Perhaps the one thing that saves people from the vengence of such toys is the rule, never explicitly stated in words in the films, that humans must never know that toys are "alive". Where this rule comes from is a mystery, but even the freshly unpackaged Buzz Lightyear, who believes himself to be a real Space Ranger, follows it by going lifeless as soon as Andy shows up. It's almost like it's an innate part of being a toy. Except . . . .

As even the first movie showed, there's nothing magical about the transformation from animate to inanimate. It doesn't happen simply because people are present, it happens because the toys choose to do it when people are present. There's always the danger of being accidentally observed, as was teased in Toy Story 3 by the scene with the janitor in the bathroom.

Furthermore, the toys can choose not to follow this rule, as was the case at the end of Toy Story. All of the toys let Sid see them move on their own, with Woody lecturing him the whole time. And frankly, perhaps the toys didn't think the whole plan out. After scaring Sid silly, what do they think he's going to do? Yes, he'll probably stop torturing and destroying them, but he's also likely to throw all the toys in his room away as soon as possible to get them away from him. So in the end, all of Sid's mixed-up toys wind up in the incinerator at the Tri-County Landfill. But I digress.

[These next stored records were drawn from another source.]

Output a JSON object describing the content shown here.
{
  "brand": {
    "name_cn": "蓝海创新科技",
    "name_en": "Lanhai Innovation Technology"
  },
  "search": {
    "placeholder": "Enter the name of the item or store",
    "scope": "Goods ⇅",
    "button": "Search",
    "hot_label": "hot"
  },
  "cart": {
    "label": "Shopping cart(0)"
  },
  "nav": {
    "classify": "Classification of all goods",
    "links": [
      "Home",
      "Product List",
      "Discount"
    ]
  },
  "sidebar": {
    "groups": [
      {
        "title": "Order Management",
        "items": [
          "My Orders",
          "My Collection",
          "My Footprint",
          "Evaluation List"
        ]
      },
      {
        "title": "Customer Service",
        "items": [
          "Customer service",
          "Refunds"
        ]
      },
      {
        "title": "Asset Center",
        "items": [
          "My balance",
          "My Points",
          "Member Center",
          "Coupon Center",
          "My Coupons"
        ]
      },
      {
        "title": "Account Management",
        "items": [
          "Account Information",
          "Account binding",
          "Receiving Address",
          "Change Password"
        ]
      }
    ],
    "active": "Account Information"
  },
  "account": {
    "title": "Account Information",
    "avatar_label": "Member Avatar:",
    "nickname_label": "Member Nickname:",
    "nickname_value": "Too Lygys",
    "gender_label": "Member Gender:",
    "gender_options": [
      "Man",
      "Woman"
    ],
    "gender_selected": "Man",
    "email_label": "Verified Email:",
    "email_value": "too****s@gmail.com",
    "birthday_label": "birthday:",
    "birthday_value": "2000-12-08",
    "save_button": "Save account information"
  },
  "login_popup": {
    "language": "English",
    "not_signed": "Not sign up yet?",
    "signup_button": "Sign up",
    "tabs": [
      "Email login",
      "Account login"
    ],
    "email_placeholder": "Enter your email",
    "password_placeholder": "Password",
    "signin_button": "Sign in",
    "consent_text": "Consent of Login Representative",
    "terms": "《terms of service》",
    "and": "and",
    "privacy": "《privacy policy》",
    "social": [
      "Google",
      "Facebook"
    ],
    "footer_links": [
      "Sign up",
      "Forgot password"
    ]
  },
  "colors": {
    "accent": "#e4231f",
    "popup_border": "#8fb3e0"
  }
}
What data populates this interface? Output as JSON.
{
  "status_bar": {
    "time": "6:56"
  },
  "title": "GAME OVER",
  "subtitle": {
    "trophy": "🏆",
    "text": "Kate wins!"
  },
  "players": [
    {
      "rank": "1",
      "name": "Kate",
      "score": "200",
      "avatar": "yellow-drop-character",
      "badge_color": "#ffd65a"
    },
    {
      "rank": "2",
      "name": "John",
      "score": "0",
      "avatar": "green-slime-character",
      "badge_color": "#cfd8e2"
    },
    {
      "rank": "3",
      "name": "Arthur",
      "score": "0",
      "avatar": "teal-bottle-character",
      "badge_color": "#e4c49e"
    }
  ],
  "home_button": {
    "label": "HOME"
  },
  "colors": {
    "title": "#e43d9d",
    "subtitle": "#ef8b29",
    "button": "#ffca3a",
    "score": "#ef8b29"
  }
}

So what happens when one day an embittered toy realizes there's nothing actually stopping it from taking it's revenge on the humans that wronged them? Imagine Lotso taking his revenge on Daisy by sneaking back in and suffocating her with his own plush body. Imagine the Child's Play movies without the complication of needing a voodoo ritual to inhabit a doll with a human soul. It's enough to make a kid never want to play with an anthropomorphic toy again.